When the Proverbs encourage us to “Trust in the Lord with all your heart and lean not on your own understanding; in all your ways submit to him, and he will make your paths straight. Do not be wise in your own eyes; fear the Lord and shun evil.” We have a divided heart, one that is unwilling or reluctant at best to fully trust in the Lord.


We just decline the invitation for life that Jesus promises and say we already know what “life really is” and we will create it for ourselves. Friends, when we refuse to walk wholeheartedly and faithfully before God, when we chose the path of sin and rebellion, we are saying to God, “No thanks, I’ve got this.”


Again we don’t want to die! We often don’t like the things that God asks us to do. They can be difficult, painful, they can result in the death of our ego.


It would be easy to just to dislike this passage, to wish it wasn’t in the scripture. To assume that the meaning of this test is truly unknowable. But what we see in Abraham is a willingness to sacrifice all that he holds dear, his beloved son, his promise, and his future, in exchange for the Promise Giver.


We certainly don’t like the idea of God requiring Abraham to sacrifice Isaac. I don’t have enough time to unpack the rest of this passage other than to say that God stays Abraham’s hand. Isaac is spared. He’s probably scarred for life, not willing to go on any future trips with his father. While we don’t see a reconciliation between father and son in the text, we do know that the promise is fulfilled through Isaac.
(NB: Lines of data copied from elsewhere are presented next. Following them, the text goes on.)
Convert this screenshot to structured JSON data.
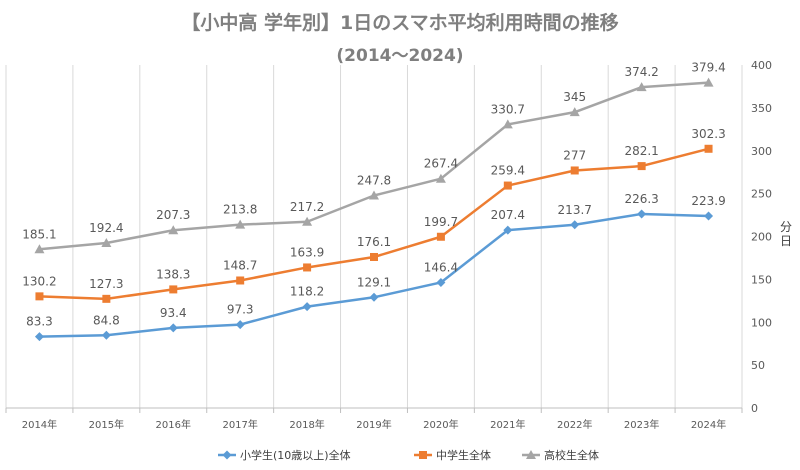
{
  "chart_data": {
    "type": "line",
    "title": "【小中高 学年別】1日のスマホ平均利用時間の推移",
    "subtitle": "(2014〜2024)",
    "categories": [
      "2014年",
      "2015年",
      "2016年",
      "2017年",
      "2018年",
      "2019年",
      "2020年",
      "2021年",
      "2022年",
      "2023年",
      "2024年"
    ],
    "ylabel": "分\n日",
    "ylabel_lines": [
      "分",
      "日"
    ],
    "y_axis_side": "right",
    "ylim": [
      0,
      400
    ],
    "yticks": [
      0,
      50,
      100,
      150,
      200,
      250,
      300,
      350,
      400
    ],
    "grid": "vertical",
    "legend": "bottom",
    "series": [
      {
        "name": "小学生(10歳以上)全体",
        "color": "#5b9bd5",
        "marker": "diamond",
        "values": [
          83.3,
          84.8,
          93.4,
          97.3,
          118.2,
          129.1,
          146.4,
          207.4,
          213.7,
          226.3,
          223.9
        ],
        "labels": [
          "83.3",
          "84.8",
          "93.4",
          "97.3",
          "118.2",
          "129.1",
          "146.4",
          "207.4",
          "213.7",
          "226.3",
          "223.9"
        ]
      },
      {
        "name": "中学生全体",
        "color": "#ed7d31",
        "marker": "square",
        "values": [
          130.2,
          127.3,
          138.3,
          148.7,
          163.9,
          176.1,
          199.7,
          259.4,
          277,
          282.1,
          302.3
        ],
        "labels": [
          "130.2",
          "127.3",
          "138.3",
          "148.7",
          "163.9",
          "176.1",
          "199.7",
          "259.4",
          "277",
          "282.1",
          "302.3"
        ]
      },
      {
        "name": "高校生全体",
        "color": "#a5a5a5",
        "marker": "triangle",
        "values": [
          185.1,
          192.4,
          207.3,
          213.8,
          217.2,
          247.8,
          267.4,
          330.7,
          345,
          374.2,
          379.4
        ],
        "labels": [
          "185.1",
          "192.4",
          "207.3",
          "213.8",
          "217.2",
          "247.8",
          "267.4",
          "330.7",
          "345",
          "374.2",
          "379.4"
        ]
      }
    ]
  }
}
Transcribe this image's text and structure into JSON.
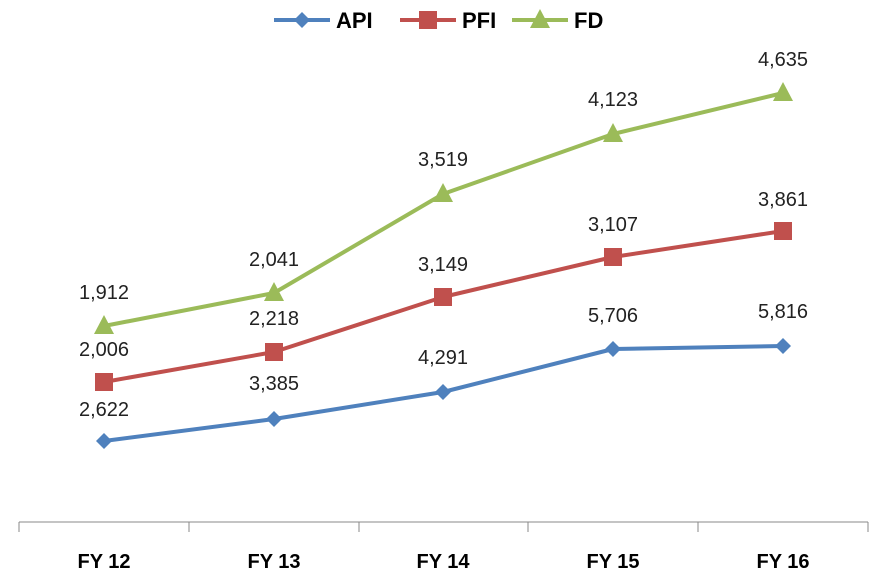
{
  "chart_data": {
    "type": "line",
    "title": "",
    "xlabel": "",
    "ylabel": "",
    "categories": [
      "FY 12",
      "FY 13",
      "FY 14",
      "FY 15",
      "FY 16"
    ],
    "legend_position": "top",
    "grid": false,
    "series": [
      {
        "name": "API",
        "color": "#4f81bd",
        "marker": "diamond",
        "values": [
          2622,
          3385,
          4291,
          5706,
          5816
        ],
        "labels": [
          "2,622",
          "3,385",
          "4,291",
          "5,706",
          "5,816"
        ]
      },
      {
        "name": "PFI",
        "color": "#c0504d",
        "marker": "square",
        "values": [
          2006,
          2218,
          3149,
          3107,
          3861
        ],
        "labels": [
          "2,006",
          "2,218",
          "3,149",
          "3,107",
          "3,861"
        ]
      },
      {
        "name": "FD",
        "color": "#9bbb59",
        "marker": "triangle",
        "values": [
          1912,
          2041,
          3519,
          4123,
          4635
        ],
        "labels": [
          "1,912",
          "2,041",
          "3,519",
          "4,123",
          "4,635"
        ]
      }
    ]
  }
}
Taking hold of the Promises of God requires that we also receive the Promise Giver. God invites us to walk wholeheartedly and faithfully, which requires a dying to the self and the ego. This is hard. This requires that we accept God’s kindness, forgiveness, and patience, which is like one of those dreaded trust-fall exercises, the one where you have to trust someone to catch you. This is a very active letting go of what you’ve been holding onto for life, Jesus says “trust me,” so you have to let go.


You have to let go

of fear,

of your false self,

of control,

of power,

and fall into powerlessness and vulnerability suspending your disbelief and trust that you are falling up into God’s love, kindness, forgiveness, and acceptance.


Don’t you see how wonderfully kind, tolerant, and patient God is with you? Does this mean nothing to you? Can’t you see that his kindness is intended to turn you from your sin? (Romans 2:4)


As you surrender, consider that you are surrendering to the God that Jesus trusted with his life and said was always good and at work for you and your benefit.


What, then, shall we say in response to these things? If God is for us, who can be against us? He who did not spare his own Son, but gave him up for us all—how he not also, along with him, graciously give us all things? ... No, in all these things we are more than conquerors through him who loved us. (Romans 8:31-32; 37)


All of this brings me to a question, “Is your all on the altar of God?”